Three events made Egee's success possible

  1. A casual visit to the American University of Beirut. The construction of a new 400-bed hospital funded by the US government. This would become a center of medical excellence, serving the entire Middle East.
  2. The demand and price for oil throughout the Middle East. Hence, an unthinkable wealth became available for creating infrastructure projects all over the Middle East and North Africa — defense, education, and healthcare being among the highest priorities.
  3. The election of Prime Minister Margaret Thatcher and her privatisation of many infrastructures, including parts of the National Health Service. This allowed me to build and manage private, long-term healthcare facilities throughout England.

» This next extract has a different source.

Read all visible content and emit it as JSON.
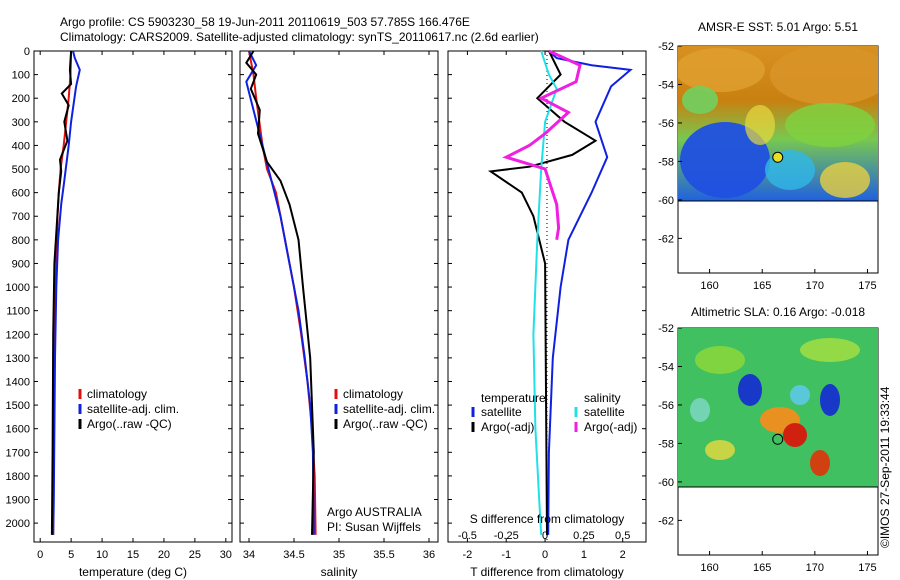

"I wrote Wake up Running because it was a challenge and because it was there to write. Once, after I finished telling my daughter about negotiations with Yasser Arafat, my experiences in Libya, and the day that Muammar Gadhafi distributed his ‘Green Book’ to every single individual living in Libya and announced that Libya was now a Jamahiriya (1), she asked me, 'Pappy, why don’t you write these stories down?’ "


Dale and David Egee with children. London, 1980.

"Studs Turkle wrote a non-fiction book in 1974 titled: Working: People Talk About What They Do All Day and How They Feel About What They Do, an entire 640 page book of ordinary people being interviewed about their employment experiences. The book became extremely popular. I imagine that his interviewees enjoyed talking to Turkle and they enjoyed talking about themselves. I am one of those people who, after looking back on my life, I decided that I wanted to talk out loud about it because I believe it will interest other people.

"Having finished writing my story, I now realize that writing a memoir leaves one exposed to criticism — and ridicule — perhaps even to shame. The author, Stephen King, wrote in his book, Stephen King | On Writing: A Memoir of the Craft that if you wanted to write your autobiography you had to '...get right down into the cellar of your life.’ I haven’t pulled any punches or left anything out. From cellar to attic, I stand by my achievements."

(1) The word jamāhīrīyah was derived from jumhūrīyah, which is the usual Arabic translation of "republic". However, Gadhafi intended it to mean ‘State of the masses.’